This is where the rule gets tricky and the situation the court confronted in the Big Lake Lumber case. As the court went on to explain in their opinion:

To obtain priority over a bank’s mortgage, a mechanic’s lien claimant can only relate a lien back to the actual and visible beginning of a project of improvement on the ground if the lien claimant satisfies its burden to show that the work underlying the lien “bears directly” on the project of improvement and not merely on “the overall project involved.” … A mechanic’s lien therefore does not bear directly on the project of improvement unless the project to which the lien’s underlying work contributed is “one continuous work constituting one undertaking” with the project of improvement.

In the Big Lake Lumber case, work was performed in 2006 to prepare for a building project.  The building project did not go forward immediately, and more than a year later, went forward in a slightly different form.  Big Lake Lumber wanted its lien claim to relate back all the way back to the original work in 2006, and thus have priority over the mortgage recorded between the initial work and the subsequent work.
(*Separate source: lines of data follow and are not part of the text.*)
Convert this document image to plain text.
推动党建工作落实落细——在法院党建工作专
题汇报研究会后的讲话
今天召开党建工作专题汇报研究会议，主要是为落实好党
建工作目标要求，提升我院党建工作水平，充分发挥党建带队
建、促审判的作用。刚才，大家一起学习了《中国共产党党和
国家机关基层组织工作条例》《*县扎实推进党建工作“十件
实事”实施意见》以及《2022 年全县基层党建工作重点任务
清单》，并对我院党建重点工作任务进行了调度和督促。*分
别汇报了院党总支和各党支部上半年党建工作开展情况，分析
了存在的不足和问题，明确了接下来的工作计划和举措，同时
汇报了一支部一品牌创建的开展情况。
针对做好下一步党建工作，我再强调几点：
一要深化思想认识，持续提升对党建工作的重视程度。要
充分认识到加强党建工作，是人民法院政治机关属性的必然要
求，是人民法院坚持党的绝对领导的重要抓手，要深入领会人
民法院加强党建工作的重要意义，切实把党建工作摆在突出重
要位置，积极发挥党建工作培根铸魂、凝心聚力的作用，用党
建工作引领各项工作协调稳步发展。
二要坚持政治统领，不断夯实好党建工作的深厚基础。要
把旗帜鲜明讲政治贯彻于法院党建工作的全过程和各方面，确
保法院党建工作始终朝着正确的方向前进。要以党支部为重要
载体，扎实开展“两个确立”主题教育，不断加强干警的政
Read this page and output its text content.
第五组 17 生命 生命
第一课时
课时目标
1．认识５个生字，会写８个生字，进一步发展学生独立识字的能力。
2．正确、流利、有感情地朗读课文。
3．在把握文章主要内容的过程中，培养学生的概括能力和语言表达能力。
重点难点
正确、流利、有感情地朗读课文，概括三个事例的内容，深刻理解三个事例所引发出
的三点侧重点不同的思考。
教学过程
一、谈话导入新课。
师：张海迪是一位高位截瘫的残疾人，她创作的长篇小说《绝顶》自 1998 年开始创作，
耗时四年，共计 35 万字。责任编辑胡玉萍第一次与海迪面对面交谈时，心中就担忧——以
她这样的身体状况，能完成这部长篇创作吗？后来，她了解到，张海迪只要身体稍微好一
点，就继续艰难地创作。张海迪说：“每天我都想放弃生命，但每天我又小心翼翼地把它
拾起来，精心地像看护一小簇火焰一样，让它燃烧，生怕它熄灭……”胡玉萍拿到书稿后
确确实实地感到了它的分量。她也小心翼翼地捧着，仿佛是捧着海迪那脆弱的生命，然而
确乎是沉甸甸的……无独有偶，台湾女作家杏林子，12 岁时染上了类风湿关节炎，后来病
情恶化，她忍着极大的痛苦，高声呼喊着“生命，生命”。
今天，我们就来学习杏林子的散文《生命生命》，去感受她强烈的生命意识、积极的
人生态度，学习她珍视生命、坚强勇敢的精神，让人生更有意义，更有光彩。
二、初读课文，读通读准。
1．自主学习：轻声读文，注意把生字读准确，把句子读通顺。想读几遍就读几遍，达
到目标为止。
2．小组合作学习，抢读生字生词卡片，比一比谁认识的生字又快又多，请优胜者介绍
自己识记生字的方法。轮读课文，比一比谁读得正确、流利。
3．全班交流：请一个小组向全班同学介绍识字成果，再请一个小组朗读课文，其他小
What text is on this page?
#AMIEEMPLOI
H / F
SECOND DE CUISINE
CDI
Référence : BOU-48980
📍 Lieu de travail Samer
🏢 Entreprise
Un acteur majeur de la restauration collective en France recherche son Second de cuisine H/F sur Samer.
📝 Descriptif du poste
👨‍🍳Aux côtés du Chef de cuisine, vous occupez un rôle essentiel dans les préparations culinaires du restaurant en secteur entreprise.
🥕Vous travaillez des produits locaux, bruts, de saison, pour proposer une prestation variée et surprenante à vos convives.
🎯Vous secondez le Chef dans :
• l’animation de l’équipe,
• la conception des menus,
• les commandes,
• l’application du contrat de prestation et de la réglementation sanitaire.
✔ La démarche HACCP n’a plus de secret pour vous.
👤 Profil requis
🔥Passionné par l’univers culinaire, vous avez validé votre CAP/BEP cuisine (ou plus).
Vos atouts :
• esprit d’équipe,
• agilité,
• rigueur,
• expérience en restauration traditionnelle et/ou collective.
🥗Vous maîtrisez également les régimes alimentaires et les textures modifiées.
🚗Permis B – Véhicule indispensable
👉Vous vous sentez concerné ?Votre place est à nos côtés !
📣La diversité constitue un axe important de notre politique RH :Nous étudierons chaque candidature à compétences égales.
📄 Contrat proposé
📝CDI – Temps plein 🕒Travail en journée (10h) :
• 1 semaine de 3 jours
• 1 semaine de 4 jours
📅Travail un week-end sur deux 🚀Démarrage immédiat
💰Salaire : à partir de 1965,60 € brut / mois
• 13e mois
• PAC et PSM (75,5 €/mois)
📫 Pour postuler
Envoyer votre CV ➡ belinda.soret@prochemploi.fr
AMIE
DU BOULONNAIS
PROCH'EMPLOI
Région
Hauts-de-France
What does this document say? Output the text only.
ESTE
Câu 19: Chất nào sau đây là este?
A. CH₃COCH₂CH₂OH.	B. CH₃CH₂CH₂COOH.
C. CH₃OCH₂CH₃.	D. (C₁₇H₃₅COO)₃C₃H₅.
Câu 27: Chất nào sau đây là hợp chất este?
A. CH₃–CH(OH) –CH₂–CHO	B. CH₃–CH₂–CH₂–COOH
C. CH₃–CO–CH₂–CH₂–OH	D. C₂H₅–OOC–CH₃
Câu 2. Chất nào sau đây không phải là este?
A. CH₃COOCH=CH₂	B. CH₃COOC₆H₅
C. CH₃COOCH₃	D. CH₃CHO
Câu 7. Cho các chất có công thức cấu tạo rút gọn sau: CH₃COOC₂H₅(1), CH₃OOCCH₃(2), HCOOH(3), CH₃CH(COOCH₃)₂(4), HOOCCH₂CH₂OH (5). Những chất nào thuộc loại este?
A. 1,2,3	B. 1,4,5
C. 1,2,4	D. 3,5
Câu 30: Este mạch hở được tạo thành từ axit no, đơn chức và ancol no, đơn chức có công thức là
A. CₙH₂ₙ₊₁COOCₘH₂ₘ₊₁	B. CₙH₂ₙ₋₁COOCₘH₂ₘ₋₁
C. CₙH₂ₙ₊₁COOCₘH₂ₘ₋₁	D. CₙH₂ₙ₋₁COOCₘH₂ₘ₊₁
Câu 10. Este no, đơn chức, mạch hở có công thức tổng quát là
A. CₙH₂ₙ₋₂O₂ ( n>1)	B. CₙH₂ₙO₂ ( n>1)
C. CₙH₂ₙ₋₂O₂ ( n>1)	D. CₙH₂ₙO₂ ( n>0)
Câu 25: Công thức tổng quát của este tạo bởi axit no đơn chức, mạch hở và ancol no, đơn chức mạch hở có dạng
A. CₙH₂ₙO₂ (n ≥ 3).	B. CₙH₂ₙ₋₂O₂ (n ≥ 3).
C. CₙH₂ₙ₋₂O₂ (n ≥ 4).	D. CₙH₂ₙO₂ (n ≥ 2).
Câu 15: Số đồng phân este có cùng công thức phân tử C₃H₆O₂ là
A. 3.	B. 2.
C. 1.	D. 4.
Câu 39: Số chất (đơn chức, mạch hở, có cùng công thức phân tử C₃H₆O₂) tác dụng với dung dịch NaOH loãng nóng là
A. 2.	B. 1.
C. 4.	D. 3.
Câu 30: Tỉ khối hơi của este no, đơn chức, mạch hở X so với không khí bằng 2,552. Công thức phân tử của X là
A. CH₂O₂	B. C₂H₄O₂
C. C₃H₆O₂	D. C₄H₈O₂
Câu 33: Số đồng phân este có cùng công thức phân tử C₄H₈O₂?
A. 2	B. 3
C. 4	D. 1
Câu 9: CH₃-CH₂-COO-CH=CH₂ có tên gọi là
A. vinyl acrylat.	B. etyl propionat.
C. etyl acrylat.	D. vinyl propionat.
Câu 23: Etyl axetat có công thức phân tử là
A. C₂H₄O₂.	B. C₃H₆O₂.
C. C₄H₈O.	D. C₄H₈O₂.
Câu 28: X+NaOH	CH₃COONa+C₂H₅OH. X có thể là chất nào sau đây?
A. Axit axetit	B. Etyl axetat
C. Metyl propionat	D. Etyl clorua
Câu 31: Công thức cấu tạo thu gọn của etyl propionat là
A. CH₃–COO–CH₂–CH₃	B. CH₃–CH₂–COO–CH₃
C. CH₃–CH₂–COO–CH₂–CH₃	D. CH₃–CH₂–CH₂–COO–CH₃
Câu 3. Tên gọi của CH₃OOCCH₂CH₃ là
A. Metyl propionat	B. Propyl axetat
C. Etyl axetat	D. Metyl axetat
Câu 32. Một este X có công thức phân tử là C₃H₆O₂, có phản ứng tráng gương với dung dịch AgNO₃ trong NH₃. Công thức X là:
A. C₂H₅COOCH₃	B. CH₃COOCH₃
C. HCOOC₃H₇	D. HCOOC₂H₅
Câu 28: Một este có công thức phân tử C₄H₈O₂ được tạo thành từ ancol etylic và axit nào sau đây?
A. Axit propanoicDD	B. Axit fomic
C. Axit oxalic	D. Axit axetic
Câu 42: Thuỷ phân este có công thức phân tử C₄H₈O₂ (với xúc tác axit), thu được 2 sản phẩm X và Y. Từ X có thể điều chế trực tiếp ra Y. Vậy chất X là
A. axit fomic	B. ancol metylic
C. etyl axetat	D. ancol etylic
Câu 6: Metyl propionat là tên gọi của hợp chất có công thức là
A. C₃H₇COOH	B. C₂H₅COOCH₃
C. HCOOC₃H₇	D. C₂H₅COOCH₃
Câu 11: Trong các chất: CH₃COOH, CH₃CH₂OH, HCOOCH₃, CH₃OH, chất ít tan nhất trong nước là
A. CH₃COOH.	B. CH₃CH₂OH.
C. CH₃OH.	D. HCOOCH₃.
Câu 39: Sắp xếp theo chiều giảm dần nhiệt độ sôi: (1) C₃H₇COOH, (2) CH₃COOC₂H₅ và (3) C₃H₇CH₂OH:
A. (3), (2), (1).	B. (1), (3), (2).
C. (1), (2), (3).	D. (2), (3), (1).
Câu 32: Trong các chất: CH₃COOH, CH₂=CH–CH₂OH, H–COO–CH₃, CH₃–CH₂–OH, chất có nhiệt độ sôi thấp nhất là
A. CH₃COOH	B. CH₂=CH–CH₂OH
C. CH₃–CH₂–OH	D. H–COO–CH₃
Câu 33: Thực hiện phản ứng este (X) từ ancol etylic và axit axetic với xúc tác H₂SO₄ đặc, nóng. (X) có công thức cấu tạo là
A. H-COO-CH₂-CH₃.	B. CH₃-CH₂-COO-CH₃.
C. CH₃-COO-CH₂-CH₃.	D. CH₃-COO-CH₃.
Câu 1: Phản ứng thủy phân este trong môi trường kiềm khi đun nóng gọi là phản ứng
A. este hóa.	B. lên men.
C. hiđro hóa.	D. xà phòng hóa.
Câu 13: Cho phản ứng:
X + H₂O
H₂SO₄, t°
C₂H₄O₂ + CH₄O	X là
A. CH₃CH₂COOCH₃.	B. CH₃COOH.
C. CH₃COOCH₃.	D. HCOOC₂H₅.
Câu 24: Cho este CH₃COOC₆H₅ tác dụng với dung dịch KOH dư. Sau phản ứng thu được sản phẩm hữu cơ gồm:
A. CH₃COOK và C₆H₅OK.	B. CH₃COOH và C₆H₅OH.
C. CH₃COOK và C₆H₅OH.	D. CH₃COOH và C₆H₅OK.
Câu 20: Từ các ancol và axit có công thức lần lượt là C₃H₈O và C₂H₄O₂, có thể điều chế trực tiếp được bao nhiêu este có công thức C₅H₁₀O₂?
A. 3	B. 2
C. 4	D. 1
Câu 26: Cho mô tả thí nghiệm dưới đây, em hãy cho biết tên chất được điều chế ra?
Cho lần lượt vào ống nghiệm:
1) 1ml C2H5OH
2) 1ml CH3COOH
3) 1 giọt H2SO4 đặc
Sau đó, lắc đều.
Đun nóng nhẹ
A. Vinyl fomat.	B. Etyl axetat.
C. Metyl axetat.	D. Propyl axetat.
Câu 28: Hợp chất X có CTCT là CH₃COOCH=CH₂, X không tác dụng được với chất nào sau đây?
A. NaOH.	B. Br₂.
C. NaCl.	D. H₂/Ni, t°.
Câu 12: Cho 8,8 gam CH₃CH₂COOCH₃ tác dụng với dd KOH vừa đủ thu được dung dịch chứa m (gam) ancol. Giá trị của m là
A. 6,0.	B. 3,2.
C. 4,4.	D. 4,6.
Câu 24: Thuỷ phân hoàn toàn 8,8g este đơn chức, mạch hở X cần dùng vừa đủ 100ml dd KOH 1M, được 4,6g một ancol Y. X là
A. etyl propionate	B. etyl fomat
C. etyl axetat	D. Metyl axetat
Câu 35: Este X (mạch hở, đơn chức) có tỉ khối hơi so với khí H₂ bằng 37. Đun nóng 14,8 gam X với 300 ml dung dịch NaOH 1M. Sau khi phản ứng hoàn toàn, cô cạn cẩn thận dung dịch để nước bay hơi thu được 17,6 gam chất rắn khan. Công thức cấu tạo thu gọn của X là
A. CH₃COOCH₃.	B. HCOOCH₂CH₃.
Even though they acknowledge that this is a question of fact and district courts should be given some deference in making the determination, the Minnesota Court of Appeals nevertheless reversed the trial courts decision to hold that Big Lake Lumber’s 2006 work was not part of a single continuous project.

In making this decision, the court began by acknowledging that the case law on the subject is lacking in clarity:

We begin our analysis by acknowledging that this court has developed two different but overlapping methods of analysis to determine whether a project of improvement is part of one continuous project to which a lien claimant’s contribution relates or is a separate project.

In this decision, however, they “integrate these analyses into a single framework for application in all disputes over the priority of mechanic’s liens and mortgages under section 514.05,” which involves the consideration of four factors to determine if a project is or is not a single continuous improvement: “the parties’ intent, the contracts’ scopes, financing, and time lapse.”

The court found against Big Lake in this case, holding that it was not a single continuous improvement based on the new integrated analysis. While the facts here are unique, it will be interesting to see how this new analysis spreads throughout the Minnesota courts as similar situations arise.